Surgical treatment for mandibular gingival squamous cell carcinoma is determined on the basis of histological type and cancer progression (location and size of primary lesion, as well as existence of bone invasion or distant metastasis); this treatment includes MM, segmental mandibulectomy, and hemimandibulectomy.[11,12] Based on their abilities to preserve mandibular continuity, there is a substantial difference between MM and the latter 2 methods in terms of the postoperative course and patient’s quality of life.[3] In properly selected patients, MM is sufficient for achieving a safe resection margin and can ensure satisfactory tumor control that is comparable to the control following segmental mandibulectomy.[13,14,15] MM can provide functionally, aesthetically, and therapeutically satisfactory outcomes.

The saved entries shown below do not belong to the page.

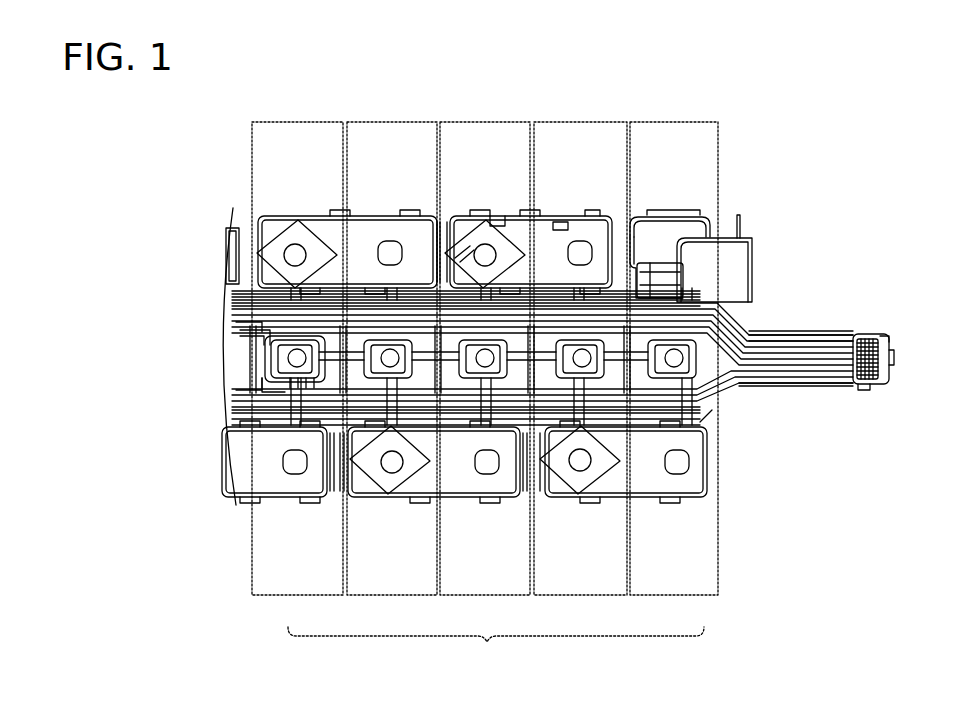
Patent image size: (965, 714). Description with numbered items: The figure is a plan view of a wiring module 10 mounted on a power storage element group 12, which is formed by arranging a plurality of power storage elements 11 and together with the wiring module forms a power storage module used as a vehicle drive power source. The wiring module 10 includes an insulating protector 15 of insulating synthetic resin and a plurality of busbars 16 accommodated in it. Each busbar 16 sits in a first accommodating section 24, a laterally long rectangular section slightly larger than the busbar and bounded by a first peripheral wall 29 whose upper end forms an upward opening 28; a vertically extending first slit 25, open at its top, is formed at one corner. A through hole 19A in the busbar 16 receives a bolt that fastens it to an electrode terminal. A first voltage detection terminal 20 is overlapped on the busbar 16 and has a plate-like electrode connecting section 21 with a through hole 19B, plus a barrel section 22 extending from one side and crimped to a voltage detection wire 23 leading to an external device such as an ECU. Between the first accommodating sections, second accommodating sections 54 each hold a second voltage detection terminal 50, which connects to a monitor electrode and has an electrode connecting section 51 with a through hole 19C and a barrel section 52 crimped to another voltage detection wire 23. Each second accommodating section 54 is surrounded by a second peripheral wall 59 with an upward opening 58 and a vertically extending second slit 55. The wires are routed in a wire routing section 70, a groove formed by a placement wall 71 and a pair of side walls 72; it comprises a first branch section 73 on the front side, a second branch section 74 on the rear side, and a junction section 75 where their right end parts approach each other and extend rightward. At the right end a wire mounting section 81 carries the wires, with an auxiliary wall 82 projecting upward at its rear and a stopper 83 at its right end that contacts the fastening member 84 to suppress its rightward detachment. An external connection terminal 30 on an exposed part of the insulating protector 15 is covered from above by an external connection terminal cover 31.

The wiring module 10 is at (768, 236).
The power storage element 11 is at (688, 595).
The power storage element group 12 is at (496, 645).
The insulating protector 15 is at (702, 425).
The busbar 16 is at (700, 472).
The through hole 19A is at (590, 250).
The through hole 19B is at (483, 248).
The through hole 19C is at (246, 337).
The first voltage detection terminal 20 is at (497, 222).
The electrode connecting section 21 is at (466, 254).
The barrel section 22 is at (422, 292).
The voltage detection wire 23 is at (432, 290).
The first accommodating section 24 is at (708, 486).
The first slit 25 is at (446, 282).
The opening 28 is at (612, 240).
The first peripheral wall 29 is at (561, 228).
The external connection terminal 30 is at (741, 222).
The external connection terminal cover 31 is at (746, 266).
The second voltage detection terminal 50 is at (238, 424).
The electrode connecting section 51 is at (285, 373).
The barrel section 52 is at (310, 367).
The second accommodating section 54 is at (266, 345).
The second slit 55 is at (298, 372).
The opening 58 is at (320, 343).
The second peripheral wall 59 is at (276, 368).
The wire routing section 70 is at (772, 336).
The placement wall 71 is at (829, 378).
The side wall 72 is at (797, 380).
The first branch section 73 is at (228, 296).
The second branch section 74 is at (238, 396).
The junction section 75 is at (846, 340).
The wire mounting section 81 is at (888, 360).
The auxiliary wall 82 is at (876, 340).
The stopper 83 is at (888, 352).
The fastening member 84 is at (862, 375).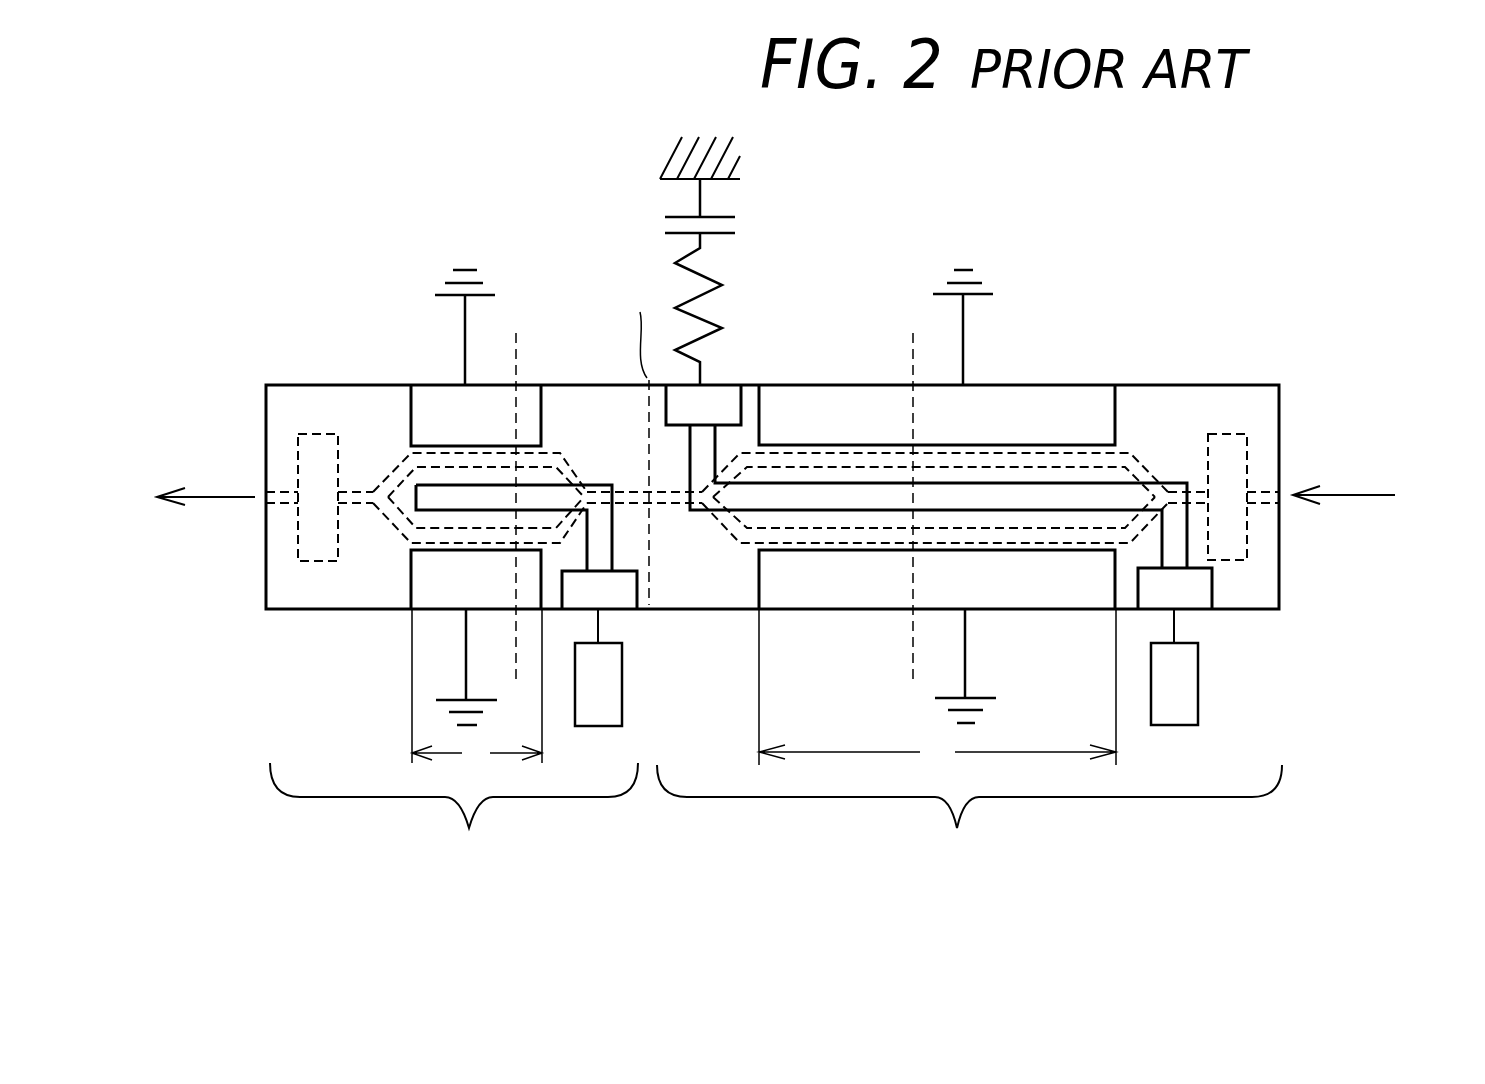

Notably, an intraoral approach for MM may be difficult due to limited access and operating field visibility. Gingival tumors of the anterior mandible are preferred surgical indications for MM; however, the approach becomes challenging for lesions in the posterior region of the mandible, when a neck dissection or other extraoral approach is not used for tumor exposure. To avoid the classical submandibular approach, which requires a wide skin incision, the cheeksplitting technique and/or transbuccal technique have been described as relatively minimally invasive methods for MM.[16,17,18] However, skin incisions cannot be completely avoided using these surgical methods; intraoperative damage to surrounding organs (e.g., parotid duct or buccal branch of the facial nerve) or postoperative scarring (and scar contracture in some patients) may occur. Furthermore, although these surgical methods can allow surgery under direct view while ensuring the operating field remains on the outer (buccal) side of the mandible, it remains difficult to sufficiently visualize the inner (lingual) side of the mandible where the mandibular foramen and lingual nerve are present. The minimally invasive approach without any skin incision, as well as the superior visibility of the operating field on the lingual side, are advantages of endoscopically assisted MM that cannot be obtained using other surgical methods. In the present patient, the endoscopic technique was applied to the so-called “rim mandibulectomy” form of MM, but it may be more effective for “sagittal mandibulectomy” when performing excision on the lingual side of the mandible.

To the best of our knowledge, there have been no reports of endoscopically assisted MM using an intraoral approach alone. We suspect that such reports have not been published for the following reasons: (1) confined surgical indication (i.e., in patients who require neck dissection or other extraoral approach for tumor exposure, there is no requirement to maintain an intraoral surgery approach); (2) physical limitations (i.e., this method cannot be performed without using the endoscope and oscillating saw as dedicated surgical instruments); and (3) non-physical limitations (i.e., endoscopically assisted surgery requires certain technical skills in both the surgeon and the assistants). However, in patients for whom the cheek-splitting and/or transbuccal techniques are appropriate, endoscopically assisted MM may be useful.

We cannot make definitive statements regarding the usefulness of this approach because there have been few reports; that is an important limitation of this technical note. In particular, because of the ongoing wide usage of endoscopic instruments for conventional transnasal surgery, the existing reports comprise studies regarding the use of endoscopically assisted maxillectomy by otorhinolaryngologists.[19,20] For MM, studies with large cohorts of patients should be performed to confirm the findings in this report.

Conclusion

Endoscopically assisted MM using an intraoral approach alone may be useful because it avoids damage to facial skin and improves safety by employing an enlarged bright field.